Tuesday, March 11, 2008

A Mother's Pain: "Broken and Blessed" by Catherine Adamkiewicz


As we wind our way toward Lent, I wanted to share with you a story that made me think of the first time I watched The Passion of the Christ and saw the intimate connection between Mary and her Son. As she followed Him as He took His final steps along the Via Dolorosa. Tensing, then melting as she sensed His presence, chained in the hell hole beneath her feet. Watching with eyes full of soundless anguish as she stood helpless, watching her baby boy's back flayed open by the Roman guard.


It is unthinkable. Unimaginable. Horrific. In some ways, the pain must have been even more unbearable for her than it was for Him, for nothing is worse than watching someone you love die a slow, torturous death. She bore it bravely, even silently (at least in the movie). Somehow she lived through that endless night, and opened her eyes again early that Sunday morning.

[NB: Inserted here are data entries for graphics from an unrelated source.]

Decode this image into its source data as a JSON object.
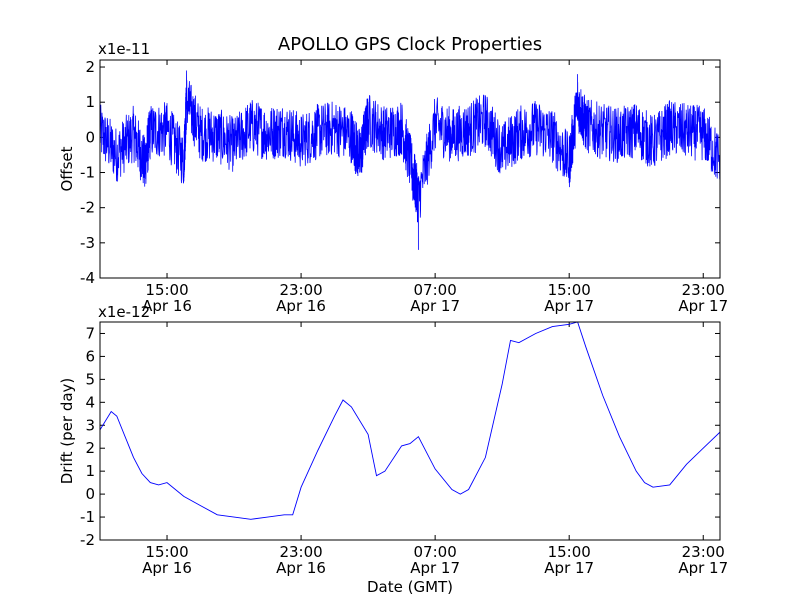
{
  "chart_data": [
    {
      "type": "line",
      "title": "APOLLO GPS Clock Properties",
      "ylabel": "Offset",
      "xlabel": "",
      "y_multiplier": "x1e-11",
      "ylim": [
        -4,
        2.2
      ],
      "yticks": [
        "2",
        "1",
        "0",
        "-1",
        "-2",
        "-3",
        "-4"
      ],
      "ytick_values": [
        2,
        1,
        0,
        -1,
        -2,
        -3,
        -4
      ],
      "xlim": [
        "2015-04-16 11:00",
        "2015-04-18 00:00"
      ],
      "xticks": [
        {
          "x": "2015-04-16 15:00",
          "time": "15:00",
          "date": "Apr 16"
        },
        {
          "x": "2015-04-16 23:00",
          "time": "23:00",
          "date": "Apr 16"
        },
        {
          "x": "2015-04-17 07:00",
          "time": "07:00",
          "date": "Apr 17"
        },
        {
          "x": "2015-04-17 15:00",
          "time": "15:00",
          "date": "Apr 17"
        },
        {
          "x": "2015-04-17 23:00",
          "time": "23:00",
          "date": "Apr 17"
        }
      ],
      "series_color": "#0000ff",
      "series_note": "high-frequency noisy offset trace",
      "x": [
        "2015-04-16 11:00",
        "2015-04-16 12:00",
        "2015-04-16 13:00",
        "2015-04-16 13:40",
        "2015-04-16 14:00",
        "2015-04-16 15:00",
        "2015-04-16 16:00",
        "2015-04-16 16:10",
        "2015-04-16 17:00",
        "2015-04-16 18:00",
        "2015-04-16 19:00",
        "2015-04-16 20:00",
        "2015-04-16 21:00",
        "2015-04-16 22:00",
        "2015-04-16 23:00",
        "2015-04-17 00:00",
        "2015-04-17 01:00",
        "2015-04-17 02:00",
        "2015-04-17 02:30",
        "2015-04-17 03:00",
        "2015-04-17 04:00",
        "2015-04-17 05:00",
        "2015-04-17 05:40",
        "2015-04-17 06:00",
        "2015-04-17 07:00",
        "2015-04-17 08:00",
        "2015-04-17 09:00",
        "2015-04-17 10:00",
        "2015-04-17 11:00",
        "2015-04-17 12:00",
        "2015-04-17 13:00",
        "2015-04-17 14:00",
        "2015-04-17 15:00",
        "2015-04-17 15:30",
        "2015-04-17 16:00",
        "2015-04-17 17:00",
        "2015-04-17 18:00",
        "2015-04-17 19:00",
        "2015-04-17 20:00",
        "2015-04-17 21:00",
        "2015-04-17 22:00",
        "2015-04-17 23:00",
        "2015-04-18 00:00"
      ],
      "values": [
        0.3,
        -0.9,
        0.2,
        -1.4,
        0.3,
        0.4,
        -1.2,
        1.9,
        0.2,
        0.1,
        -0.4,
        0.6,
        0.2,
        0.4,
        -0.2,
        0.3,
        0.5,
        0.1,
        -1.0,
        0.9,
        0.2,
        0.5,
        -1.8,
        -3.2,
        0.7,
        0.1,
        0.4,
        0.9,
        -0.7,
        0.2,
        0.5,
        0.1,
        -1.3,
        1.8,
        0.6,
        0.3,
        0.1,
        0.4,
        -0.3,
        0.5,
        0.3,
        0.2,
        -1.2
      ]
    },
    {
      "type": "line",
      "title": "",
      "ylabel": "Drift (per day)",
      "xlabel": "Date (GMT)",
      "y_multiplier": "x1e-12",
      "ylim": [
        -2,
        7.5
      ],
      "yticks": [
        "7",
        "6",
        "5",
        "4",
        "3",
        "2",
        "1",
        "0",
        "-1",
        "-2"
      ],
      "ytick_values": [
        7,
        6,
        5,
        4,
        3,
        2,
        1,
        0,
        -1,
        -2
      ],
      "xlim": [
        "2015-04-16 11:00",
        "2015-04-18 00:00"
      ],
      "xticks": [
        {
          "x": "2015-04-16 15:00",
          "time": "15:00",
          "date": "Apr 16"
        },
        {
          "x": "2015-04-16 23:00",
          "time": "23:00",
          "date": "Apr 16"
        },
        {
          "x": "2015-04-17 07:00",
          "time": "07:00",
          "date": "Apr 17"
        },
        {
          "x": "2015-04-17 15:00",
          "time": "15:00",
          "date": "Apr 17"
        },
        {
          "x": "2015-04-17 23:00",
          "time": "23:00",
          "date": "Apr 17"
        }
      ],
      "series_color": "#0000ff",
      "x": [
        "2015-04-16 11:00",
        "2015-04-16 11:40",
        "2015-04-16 12:00",
        "2015-04-16 12:30",
        "2015-04-16 13:00",
        "2015-04-16 13:30",
        "2015-04-16 14:00",
        "2015-04-16 14:30",
        "2015-04-16 15:00",
        "2015-04-16 16:00",
        "2015-04-16 17:00",
        "2015-04-16 18:00",
        "2015-04-16 19:00",
        "2015-04-16 20:00",
        "2015-04-16 21:00",
        "2015-04-16 22:00",
        "2015-04-16 22:30",
        "2015-04-16 23:00",
        "2015-04-17 00:00",
        "2015-04-17 01:00",
        "2015-04-17 01:30",
        "2015-04-17 02:00",
        "2015-04-17 03:00",
        "2015-04-17 03:30",
        "2015-04-17 04:00",
        "2015-04-17 05:00",
        "2015-04-17 05:30",
        "2015-04-17 06:00",
        "2015-04-17 07:00",
        "2015-04-17 08:00",
        "2015-04-17 08:30",
        "2015-04-17 09:00",
        "2015-04-17 10:00",
        "2015-04-17 11:00",
        "2015-04-17 11:30",
        "2015-04-17 12:00",
        "2015-04-17 13:00",
        "2015-04-17 14:00",
        "2015-04-17 15:00",
        "2015-04-17 15:30",
        "2015-04-17 16:00",
        "2015-04-17 17:00",
        "2015-04-17 18:00",
        "2015-04-17 19:00",
        "2015-04-17 19:30",
        "2015-04-17 20:00",
        "2015-04-17 21:00",
        "2015-04-17 22:00",
        "2015-04-17 23:00",
        "2015-04-18 00:00"
      ],
      "values": [
        2.8,
        3.6,
        3.4,
        2.5,
        1.6,
        0.9,
        0.5,
        0.4,
        0.5,
        -0.1,
        -0.5,
        -0.9,
        -1.0,
        -1.1,
        -1.0,
        -0.9,
        -0.9,
        0.3,
        1.9,
        3.4,
        4.1,
        3.8,
        2.6,
        0.8,
        1.0,
        2.1,
        2.2,
        2.5,
        1.1,
        0.2,
        0.0,
        0.2,
        1.6,
        4.8,
        6.7,
        6.6,
        7.0,
        7.3,
        7.4,
        7.5,
        6.4,
        4.3,
        2.5,
        1.0,
        0.5,
        0.3,
        0.4,
        1.3,
        2.0,
        2.7
      ]
    }
  ]
}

Though just how she did it, we'll never know.


I just finished reading Broken and Blessed, Cathy's tribute to her infant daughter Celeste, who at four months of age died of complications from a specific heart defect, and had the same reaction: Just how she did it, I have no idea.Cathy writes about her daughter:


The place where Celeste's suffering is acknowledged is a place I cannot visit too frequently; the pain it evokes is too raw. But to deny the existence of it, to not realize its value and even its beauty would be wrong.

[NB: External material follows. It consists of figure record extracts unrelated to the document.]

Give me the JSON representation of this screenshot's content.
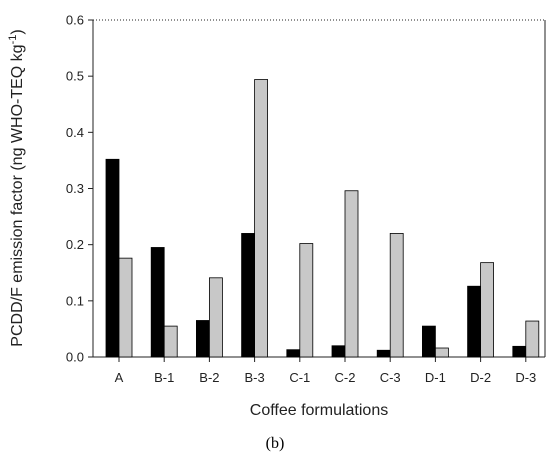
{
  "chart_data": {
    "type": "bar",
    "xlabel": "Coffee formulations",
    "ylabel_main": "PCDD/F emission factor (ng WHO-TEQ kg",
    "ylabel_sup": "-1",
    "ylabel_close": ")",
    "panel_label": "(b)",
    "ylim": [
      0,
      0.6
    ],
    "yticks": [
      "0.0",
      "0.1",
      "0.2",
      "0.3",
      "0.4",
      "0.5",
      "0.6"
    ],
    "categories": [
      "A",
      "B-1",
      "B-2",
      "B-3",
      "C-1",
      "C-2",
      "C-3",
      "D-1",
      "D-2",
      "D-3"
    ],
    "series": [
      {
        "values": [
          0.352,
          0.195,
          0.065,
          0.22,
          0.013,
          0.02,
          0.012,
          0.055,
          0.126,
          0.019
        ],
        "color": "#000000"
      },
      {
        "values": [
          0.176,
          0.055,
          0.141,
          0.494,
          0.202,
          0.296,
          0.22,
          0.016,
          0.168,
          0.064
        ],
        "color": "#c8c8c8"
      }
    ],
    "grid": false,
    "reference_line_at": 0.6
  }
}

She suffered. From the moment of her birth, she was denied the comfort of her mother's arms, and the joy of nursing. ... Some sufferings were more intense. She endured more IV procedures than I can remember, some involving the OR method known as a "cut-down." Her head was even partially shaved for some of these, while others were inserted into her hands, feet, and even her jugular vein.... There is nothing like seeing your baby's blood (81-82).

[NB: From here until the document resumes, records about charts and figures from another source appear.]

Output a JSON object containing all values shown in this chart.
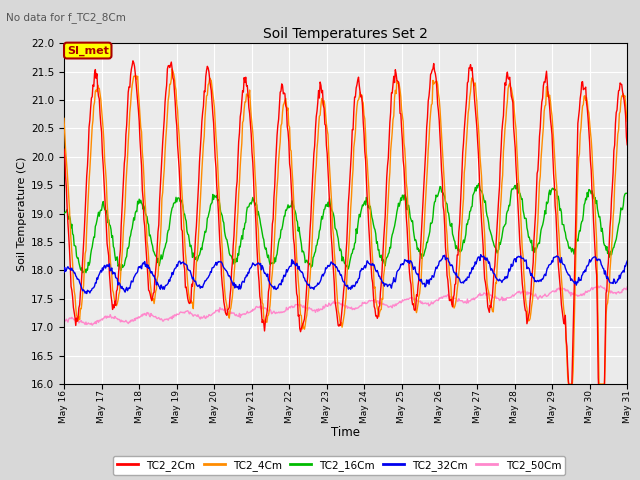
{
  "title": "Soil Temperatures Set 2",
  "subtitle": "No data for f_TC2_8Cm",
  "xlabel": "Time",
  "ylabel": "Soil Temperature (C)",
  "ylim": [
    16.0,
    22.0
  ],
  "yticks": [
    16.0,
    16.5,
    17.0,
    17.5,
    18.0,
    18.5,
    19.0,
    19.5,
    20.0,
    20.5,
    21.0,
    21.5,
    22.0
  ],
  "legend_label": "SI_met",
  "legend_box_color": "#FFFF00",
  "legend_box_border": "#AA0000",
  "series_colors": [
    "#FF0000",
    "#FF8C00",
    "#00BB00",
    "#0000EE",
    "#FF88CC"
  ],
  "series_names": [
    "TC2_2Cm",
    "TC2_4Cm",
    "TC2_16Cm",
    "TC2_32Cm",
    "TC2_50Cm"
  ],
  "xtick_labels": [
    "May 16",
    "May 17",
    "May 18",
    "May 19",
    "May 20",
    "May 21",
    "May 22",
    "May 23",
    "May 24",
    "May 25",
    "May 26",
    "May 27",
    "May 28",
    "May 29",
    "May 30",
    "May 31"
  ],
  "background_color": "#D8D8D8",
  "plot_bg_color": "#EBEBEB",
  "grid_color": "#FFFFFF"
}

Even so, she managed to find the blessing in it. That is the miracle. That is the hope. "Our lives are precious gifts meant to be tended with care," Cathy writes. "The world I had once viewed in black and white began to take on brilliant shades of gray. I sought to see the gifts others had to bring, and I desired to know my own. .... There were no black armbands in the Adamkiewicz household. Instead, we mourned in Technicolor, figuratively and quite literally. ... The pendulum had swung to the farthest reaches of sadness, and now I was hastening it back to a place of joy and beauty" (p.169).


Cathy's message of hope in the midst of great suffering is an especially appropriate one for us to consider this time of year. As we contemplate the Passion and Death of Our Lord, we are reminded of the great joy that is heightened by this season of tremendous suffering. Without Good Friday there can be no Easter. Without the cross, no resurrection.